If Florida voted down daylight saving time, why are we changing clocks on Sunday?

November 1, 2019
By Marcy Shortuse

While it might be nice once a year to feel like you’re getting an extra hour of sleep, waking up in the dark isn’t the easiest thing for a lot of us to do. For kids who have to get to the bus stop, and for people who have to ride bicycles or walk to work, it can be downright dangerous.
If you’ll recall, we had a push in the last two years to take Florida out of the daylight saving time loop. Many thought it was a done deal … but it’s not. Even with legislation passed to end it, it will only happen if Congress amends the United States Code.
Some lawmakers are hoping this is the last time we have to change our clocks here in the Sunshine State.
Senator Marco Rubio and Senator Rick Scott are pushing hard to abolish the practice in Florida, and others have pledged their support as well. As a matter of fact, our state has become a leader in the argument that DST is pretty ridiculous.
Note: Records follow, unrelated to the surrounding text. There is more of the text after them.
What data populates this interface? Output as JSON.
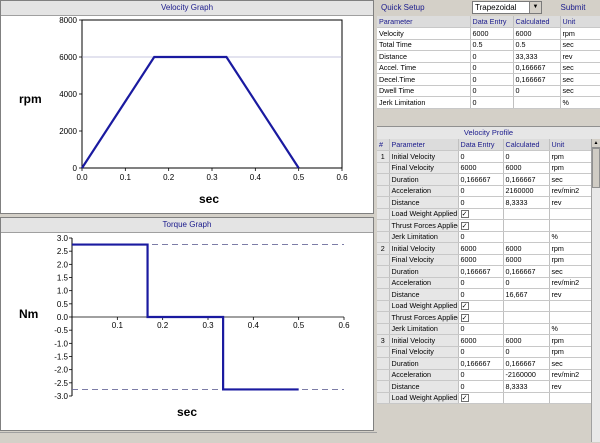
{
  "velocity_graph": {
    "title": "Velocity Graph",
    "ylabel": "rpm",
    "xlabel": "sec",
    "x_ticks": [
      "0.0",
      "0.1",
      "0.2",
      "0.3",
      "0.4",
      "0.5",
      "0.6"
    ],
    "y_ticks": [
      "0",
      "2000",
      "4000",
      "6000",
      "8000"
    ],
    "line_color": "#1a1aa0"
  },
  "torque_graph": {
    "title": "Torque Graph",
    "ylabel": "Nm",
    "xlabel": "sec",
    "x_ticks": [
      "0.1",
      "0.2",
      "0.3",
      "0.4",
      "0.5",
      "0.6"
    ],
    "y_ticks": [
      "3.0",
      "2.5",
      "2.0",
      "1.5",
      "1.0",
      "0.5",
      "0.0",
      "-0.5",
      "-1.0",
      "-1.5",
      "-2.0",
      "-2.5",
      "-3.0"
    ],
    "line_color": "#1a1aa0"
  },
  "chart_data": [
    {
      "type": "line",
      "title": "Velocity Graph",
      "xlabel": "sec",
      "ylabel": "rpm",
      "xlim": [
        0,
        0.6
      ],
      "ylim": [
        0,
        8000
      ],
      "series": [
        {
          "x": [
            0,
            0.166667,
            0.333333,
            0.5
          ],
          "y": [
            0,
            6000,
            6000,
            0
          ]
        }
      ],
      "grid": false
    },
    {
      "type": "line",
      "title": "Torque Graph",
      "xlabel": "sec",
      "ylabel": "Nm",
      "xlim": [
        0,
        0.6
      ],
      "ylim": [
        -3,
        3
      ],
      "series": [
        {
          "x": [
            0,
            0.166667,
            0.166667,
            0.333333,
            0.333333,
            0.5
          ],
          "y": [
            2.75,
            2.75,
            0,
            0,
            -2.75,
            -2.75
          ]
        }
      ],
      "limit_lines": [
        2.75,
        -2.75
      ],
      "grid": false
    }
  ],
  "quick_setup": {
    "label": "Quick Setup",
    "mode_value": "Trapezoidal",
    "submit_label": "Submit",
    "headers": [
      "Parameter",
      "Data Entry",
      "Calculated",
      "Unit"
    ],
    "rows": [
      [
        "Velocity",
        "6000",
        "6000",
        "rpm"
      ],
      [
        "Total Time",
        "0.5",
        "0.5",
        "sec"
      ],
      [
        "Distance",
        "0",
        "33,333",
        "rev"
      ],
      [
        "Accel. Time",
        "0",
        "0,166667",
        "sec"
      ],
      [
        "Decel.Time",
        "0",
        "0,166667",
        "sec"
      ],
      [
        "Dwell Time",
        "0",
        "0",
        "sec"
      ],
      [
        "Jerk Limitation",
        "0",
        "",
        "%"
      ]
    ]
  },
  "velocity_profile": {
    "title": "Velocity Profile",
    "headers": [
      "#",
      "Parameter",
      "Data Entry",
      "Calculated",
      "Unit"
    ],
    "rows": [
      [
        "1",
        "Initial Velocity",
        "0",
        "0",
        "rpm"
      ],
      [
        "",
        "Final Velocity",
        "6000",
        "6000",
        "rpm"
      ],
      [
        "",
        "Duration",
        "0,166667",
        "0,166667",
        "sec"
      ],
      [
        "",
        "Acceleration",
        "0",
        "2160000",
        "rev/min2"
      ],
      [
        "",
        "Distance",
        "0",
        "8,3333",
        "rev"
      ],
      [
        "",
        "Load Weight Applied",
        "check",
        "",
        ""
      ],
      [
        "",
        "Thrust Forces Applied",
        "check",
        "",
        ""
      ],
      [
        "",
        "Jerk Limitation",
        "0",
        "",
        "%"
      ],
      [
        "2",
        "Initial Velocity",
        "6000",
        "6000",
        "rpm"
      ],
      [
        "",
        "Final Velocity",
        "6000",
        "6000",
        "rpm"
      ],
      [
        "",
        "Duration",
        "0,166667",
        "0,166667",
        "sec"
      ],
      [
        "",
        "Acceleration",
        "0",
        "0",
        "rev/min2"
      ],
      [
        "",
        "Distance",
        "0",
        "16,667",
        "rev"
      ],
      [
        "",
        "Load Weight Applied",
        "check",
        "",
        ""
      ],
      [
        "",
        "Thrust Forces Applied",
        "check",
        "",
        ""
      ],
      [
        "",
        "Jerk Limitation",
        "0",
        "",
        "%"
      ],
      [
        "3",
        "Initial Velocity",
        "6000",
        "6000",
        "rpm"
      ],
      [
        "",
        "Final Velocity",
        "0",
        "0",
        "rpm"
      ],
      [
        "",
        "Duration",
        "0,166667",
        "0,166667",
        "sec"
      ],
      [
        "",
        "Acceleration",
        "0",
        "-2160000",
        "rev/min2"
      ],
      [
        "",
        "Distance",
        "0",
        "8,3333",
        "rev"
      ],
      [
        "",
        "Load Weight Applied",
        "check",
        "",
        ""
      ]
    ]
  }
}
The problem is, individual states don’t have the power to govern themselves when it comes to time change. A republic just isn’t as much of a republic as it used to be.
The first our nation heard of daylight saving time was in World War I, when it was implemented (in 1918) to save energy for the war effort. Congress backed it up In 1966, when they approved the Uniform Time Act. Then in 2007 it was extended to eight months – from the second Sunday in March to the first Sunday in November.
So if you think it’s dark now when you get up to sip your coffee and contemplate the day, wait until Monday morning. But do enjoy that “extra” hour of sleep Saturday night.
Marcy Shortuse is the editor of the Boca Beacon.